Terms and Conditions

1. INTERPRETATION

1.1. In these conditions:

“Conditions” means these conditions of sale, including any special terms and conditions in accordance with condition

2.2;
“Contract” means the contract for the sale and purchase of the Goods subject to the Conditions;
“Customer” means the person who places an order for the Goods;

“Goods” means the goods ordered by the Customer and
“Order” means an order for Goods placed by the Customer whether orally or in writing for the supply of the goods.

1.2 Any reference in these conditions to any provision of a statute shall be construed as a reference to that provision as amended, re-enacted or extended at the relevant time.

2. INCORPORATION OF CONDITIONS AND FORMATION OF CONTRACT

2.1 These Conditions shall apply to all contracts for the sale and purchase of goods between Advance International Media Limited and the customer. They shall prevail over and take the place of any other terms or conditions stipulated, referred to or contained in any document of or communication from the Customer.

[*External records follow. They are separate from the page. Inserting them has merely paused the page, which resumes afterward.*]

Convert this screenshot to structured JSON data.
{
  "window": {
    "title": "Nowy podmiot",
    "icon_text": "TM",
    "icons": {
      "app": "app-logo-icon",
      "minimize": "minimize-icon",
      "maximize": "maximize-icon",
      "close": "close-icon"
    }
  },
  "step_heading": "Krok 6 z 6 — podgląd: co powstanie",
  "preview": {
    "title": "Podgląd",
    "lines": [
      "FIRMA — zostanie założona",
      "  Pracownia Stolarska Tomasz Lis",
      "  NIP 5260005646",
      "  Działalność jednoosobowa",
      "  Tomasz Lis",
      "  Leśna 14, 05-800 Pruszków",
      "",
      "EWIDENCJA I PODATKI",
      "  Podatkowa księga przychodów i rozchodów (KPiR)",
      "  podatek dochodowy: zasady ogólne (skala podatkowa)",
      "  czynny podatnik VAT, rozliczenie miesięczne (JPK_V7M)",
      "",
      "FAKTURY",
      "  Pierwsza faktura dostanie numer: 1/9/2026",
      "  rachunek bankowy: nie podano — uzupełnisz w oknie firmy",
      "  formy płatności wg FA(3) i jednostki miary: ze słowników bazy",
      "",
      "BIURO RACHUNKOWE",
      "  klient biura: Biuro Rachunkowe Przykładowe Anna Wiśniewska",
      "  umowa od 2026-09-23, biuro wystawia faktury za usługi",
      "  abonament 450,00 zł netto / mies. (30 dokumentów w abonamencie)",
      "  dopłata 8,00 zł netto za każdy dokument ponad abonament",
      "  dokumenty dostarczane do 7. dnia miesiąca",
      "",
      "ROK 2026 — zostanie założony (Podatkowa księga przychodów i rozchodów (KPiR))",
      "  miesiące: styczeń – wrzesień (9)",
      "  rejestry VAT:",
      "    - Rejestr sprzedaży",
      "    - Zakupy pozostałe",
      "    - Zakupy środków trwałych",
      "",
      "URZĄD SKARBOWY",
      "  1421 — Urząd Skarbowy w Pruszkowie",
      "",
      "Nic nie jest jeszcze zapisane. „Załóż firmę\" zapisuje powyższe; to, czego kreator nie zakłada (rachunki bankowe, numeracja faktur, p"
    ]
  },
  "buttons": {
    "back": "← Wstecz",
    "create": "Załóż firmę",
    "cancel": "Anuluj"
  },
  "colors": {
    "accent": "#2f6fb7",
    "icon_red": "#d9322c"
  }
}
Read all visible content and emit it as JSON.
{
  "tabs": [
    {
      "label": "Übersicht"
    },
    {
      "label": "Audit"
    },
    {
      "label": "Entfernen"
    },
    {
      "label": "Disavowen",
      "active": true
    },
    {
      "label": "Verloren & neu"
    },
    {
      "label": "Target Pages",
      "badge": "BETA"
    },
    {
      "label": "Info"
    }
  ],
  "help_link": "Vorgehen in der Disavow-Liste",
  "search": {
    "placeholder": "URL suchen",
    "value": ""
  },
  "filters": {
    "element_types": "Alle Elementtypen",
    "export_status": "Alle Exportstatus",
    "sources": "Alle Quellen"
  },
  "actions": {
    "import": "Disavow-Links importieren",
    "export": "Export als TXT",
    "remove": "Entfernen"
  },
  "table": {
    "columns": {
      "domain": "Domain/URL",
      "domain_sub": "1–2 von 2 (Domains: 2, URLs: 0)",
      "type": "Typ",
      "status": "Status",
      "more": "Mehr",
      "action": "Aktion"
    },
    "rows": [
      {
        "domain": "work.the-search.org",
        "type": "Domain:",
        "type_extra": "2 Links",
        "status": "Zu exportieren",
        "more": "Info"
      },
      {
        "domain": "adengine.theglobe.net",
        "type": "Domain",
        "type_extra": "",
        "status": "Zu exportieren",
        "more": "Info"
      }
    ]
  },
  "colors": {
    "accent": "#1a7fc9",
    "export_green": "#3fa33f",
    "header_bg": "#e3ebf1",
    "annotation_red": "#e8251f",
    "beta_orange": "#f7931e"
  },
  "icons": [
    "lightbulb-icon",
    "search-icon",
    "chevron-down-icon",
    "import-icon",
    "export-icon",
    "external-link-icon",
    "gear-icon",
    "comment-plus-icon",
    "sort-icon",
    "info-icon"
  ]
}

2.2 No other agreement, representation or promise of any kind shall form any part of, alter , vary, supersede or operate as a waiver of these Conditions or any of them unless expressly made or accepted by a Director of Advance International Media Limited in writing.

2.3 The Contract shall be made on these Conditions when Advance International Media Limited accepts the Order. All Orders are subject to availability of Goods.

3. PRICES

Unless otherwise expressly stated in writing by Advance International Media Limited, the Order is accepted by Advance International Media Limited on the basis that:-

3.1 All prices are in pounds sterling and are exclusive of (a) Value Added Tax which will be charged (where appropriate) at the rate prevailing on the date of the delivery of the Goods and (b) delivery;

3.2 Prices for the Goods shall be those ruling on the date of delivery and despite any previous quotations Advance International Media Limited may without prior notice adjust the stated price to take account of:-

3.2.1 Any cost to Advance International Media Limited including (but not limited to) reasonable storage charges resulting from:-
(a) delay by the Customer in giving Advance International Media Limited sufficient information to enable it to supply the Goods; and/or
(b) any alteration to the Contract made at the request of the Customer including (but not limited to) alterations in the specification of the Goods to be supplied or in the place to which they are to be delivered or shipped;

3.2.2 any increase in the cost to Advance International Media Limited of supplying or delivering the Goods which occurs due to causes beyond Advance International Media Limited,s control between the date of the Contract and the date when delivery is complete including ( but not limited to) increases in supplier’s prices or other costs, or fluctuation in currency exchange rates, taxes, or duties; and/or

3.2.3 any extra cost to Advance International Media Limited resulting from the Goods being packaged at the request of the Customer by more expensive or rapid methods than those normally used or adopted by Advance International Media Limited.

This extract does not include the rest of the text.